Malhães admitiu que cortava as mãos dos cadáveres para dificultar sua identificação |
Uma obra-prima de Sidney Lumet que ainda não obteve o merecido reconhecimento é O príncipe da cidade, de 1981.
Mostra a sofrida cooperação de um detetive da Divisão de Narcóticos de Nova York com os promotores que investigam a corrupção policial.
Lá pelas tantas, um desses promotores comenta que todo policial corrupto, lá no íntimo, quer mesmo é botar pra fora todos os seus malfeitos, pois está em permanente conflito com os valores que lhe inculcaram.
Sabe ter errado e anseia não só pela retirada de tal peso da consciência, mas também pela punição. Sua forma específica de autoflagelação é dar o serviço, exatamente como fazem os marginais que ele está acostumado a prender. Sente necessidade de se colocar no lugar deles, submetendo-se à rotina humilhante da confissão e delação.

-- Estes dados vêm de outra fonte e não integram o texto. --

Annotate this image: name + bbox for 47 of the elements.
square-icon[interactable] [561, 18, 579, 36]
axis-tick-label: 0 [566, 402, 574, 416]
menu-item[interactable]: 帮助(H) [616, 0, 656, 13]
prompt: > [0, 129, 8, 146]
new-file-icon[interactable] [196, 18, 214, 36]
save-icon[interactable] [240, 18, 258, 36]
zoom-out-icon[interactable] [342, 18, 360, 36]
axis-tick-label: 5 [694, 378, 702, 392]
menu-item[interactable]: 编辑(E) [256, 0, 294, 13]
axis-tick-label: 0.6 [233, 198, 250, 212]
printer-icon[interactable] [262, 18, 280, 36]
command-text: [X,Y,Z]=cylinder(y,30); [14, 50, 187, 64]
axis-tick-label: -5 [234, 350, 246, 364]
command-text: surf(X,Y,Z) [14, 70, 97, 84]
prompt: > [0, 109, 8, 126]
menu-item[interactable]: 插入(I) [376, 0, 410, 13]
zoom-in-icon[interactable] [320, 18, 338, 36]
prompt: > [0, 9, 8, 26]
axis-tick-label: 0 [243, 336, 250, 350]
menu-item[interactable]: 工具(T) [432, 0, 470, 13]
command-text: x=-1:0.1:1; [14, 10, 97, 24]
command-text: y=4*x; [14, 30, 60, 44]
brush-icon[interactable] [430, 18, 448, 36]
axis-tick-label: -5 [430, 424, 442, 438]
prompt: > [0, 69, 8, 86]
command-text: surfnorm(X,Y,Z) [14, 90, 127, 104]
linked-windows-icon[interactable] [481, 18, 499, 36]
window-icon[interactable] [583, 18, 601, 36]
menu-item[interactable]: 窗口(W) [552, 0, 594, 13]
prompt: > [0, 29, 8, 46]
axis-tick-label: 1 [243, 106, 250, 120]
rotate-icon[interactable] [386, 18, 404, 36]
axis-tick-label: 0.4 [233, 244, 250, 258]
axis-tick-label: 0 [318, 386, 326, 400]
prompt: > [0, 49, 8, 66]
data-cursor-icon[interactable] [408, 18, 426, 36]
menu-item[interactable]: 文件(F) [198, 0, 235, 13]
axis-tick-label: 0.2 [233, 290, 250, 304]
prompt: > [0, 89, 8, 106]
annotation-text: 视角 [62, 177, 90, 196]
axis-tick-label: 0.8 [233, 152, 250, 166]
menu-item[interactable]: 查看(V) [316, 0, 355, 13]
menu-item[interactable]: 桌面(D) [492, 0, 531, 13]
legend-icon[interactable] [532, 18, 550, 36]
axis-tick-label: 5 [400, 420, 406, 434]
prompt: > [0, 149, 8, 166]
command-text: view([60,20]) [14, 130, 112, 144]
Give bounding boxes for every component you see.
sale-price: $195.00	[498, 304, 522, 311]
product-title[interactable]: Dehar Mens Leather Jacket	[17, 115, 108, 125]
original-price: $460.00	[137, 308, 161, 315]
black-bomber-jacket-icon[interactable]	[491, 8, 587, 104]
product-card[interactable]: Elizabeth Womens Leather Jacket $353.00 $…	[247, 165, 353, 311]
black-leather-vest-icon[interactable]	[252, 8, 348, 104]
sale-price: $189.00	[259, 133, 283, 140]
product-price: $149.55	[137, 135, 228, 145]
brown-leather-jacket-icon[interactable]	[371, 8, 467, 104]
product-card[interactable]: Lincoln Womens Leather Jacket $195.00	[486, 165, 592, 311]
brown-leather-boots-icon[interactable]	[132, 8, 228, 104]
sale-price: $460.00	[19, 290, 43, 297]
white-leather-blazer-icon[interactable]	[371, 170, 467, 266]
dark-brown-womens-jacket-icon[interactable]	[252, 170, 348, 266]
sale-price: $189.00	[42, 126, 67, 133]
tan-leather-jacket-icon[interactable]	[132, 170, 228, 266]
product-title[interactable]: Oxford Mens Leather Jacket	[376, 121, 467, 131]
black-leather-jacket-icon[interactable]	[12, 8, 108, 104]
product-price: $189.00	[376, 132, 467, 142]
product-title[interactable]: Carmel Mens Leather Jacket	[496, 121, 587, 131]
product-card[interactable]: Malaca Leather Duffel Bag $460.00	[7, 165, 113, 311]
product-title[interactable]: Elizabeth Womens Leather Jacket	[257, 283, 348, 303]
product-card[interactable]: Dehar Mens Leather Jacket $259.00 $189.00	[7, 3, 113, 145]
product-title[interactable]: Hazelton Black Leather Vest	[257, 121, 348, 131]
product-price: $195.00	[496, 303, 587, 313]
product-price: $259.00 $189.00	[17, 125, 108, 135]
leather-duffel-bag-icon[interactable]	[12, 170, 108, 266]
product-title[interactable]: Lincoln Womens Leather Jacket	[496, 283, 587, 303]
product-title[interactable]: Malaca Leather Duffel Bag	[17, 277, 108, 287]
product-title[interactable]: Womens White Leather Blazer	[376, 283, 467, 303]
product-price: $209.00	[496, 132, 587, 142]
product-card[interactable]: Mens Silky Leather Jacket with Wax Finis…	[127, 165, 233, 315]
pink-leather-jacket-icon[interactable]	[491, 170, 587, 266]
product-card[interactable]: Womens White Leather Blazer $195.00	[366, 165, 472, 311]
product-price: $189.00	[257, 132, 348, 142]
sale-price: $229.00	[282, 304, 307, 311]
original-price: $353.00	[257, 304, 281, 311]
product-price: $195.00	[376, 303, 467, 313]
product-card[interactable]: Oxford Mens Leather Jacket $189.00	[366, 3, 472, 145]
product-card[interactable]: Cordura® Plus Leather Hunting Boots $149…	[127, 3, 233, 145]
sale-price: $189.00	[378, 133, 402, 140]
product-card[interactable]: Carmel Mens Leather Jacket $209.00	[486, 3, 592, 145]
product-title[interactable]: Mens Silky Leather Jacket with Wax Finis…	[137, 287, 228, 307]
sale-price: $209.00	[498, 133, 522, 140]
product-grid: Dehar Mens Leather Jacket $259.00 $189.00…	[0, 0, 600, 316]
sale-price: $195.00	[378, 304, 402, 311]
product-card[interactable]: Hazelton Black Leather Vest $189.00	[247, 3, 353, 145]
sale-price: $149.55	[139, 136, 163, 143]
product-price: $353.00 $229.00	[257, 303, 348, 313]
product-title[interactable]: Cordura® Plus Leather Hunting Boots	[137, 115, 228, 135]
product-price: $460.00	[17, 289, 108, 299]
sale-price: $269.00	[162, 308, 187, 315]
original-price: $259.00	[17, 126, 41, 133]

Seja por sentimento de culpa, seja por quererem os holofotes voltados uma última vez na sua direção antes da morte que se avizinha, militares convocados pela Comissão Nacional da Verdade têm sido pródigos em desembucharem as monstruosidades que cometeram durante a ditadura de 1964/85.
As revelações até agora mais chocantes acabam de ser feitas pelo coronel reformado Paulo Malhães, hoje com 76 anos, que revelou como funcionava a Casa Morte de Petrópolis (RJ), admitiu ter torturado muitos presos políticos e executado "tantas pessoas quanto foram necessárias", descreveu como mutilava os cadáveres para dificultar sua identificação (destruindo-lhes as arcadas dentárias e digitais), etc. Haja estômago.
Então, mesmo sem ter levado a bom termo investigações cruciais nem conseguido obrigar os fardados da ativa a darem os esclarecimentos que lhes competiam (bem como a apresentarem o que ocultaram e ainda não tenham incinerado...), a Comissão poderá sair bem na foto, graças à compulsão dos pijamados em assumirem-se como os ogros que foram no passado.
Sem perceberem que, em sua decrepitude atual (mal disfarçada por tinturas para cabelo como a que Malhães evidentemente utiliza...), não inspiram mais medo. Somente nojo.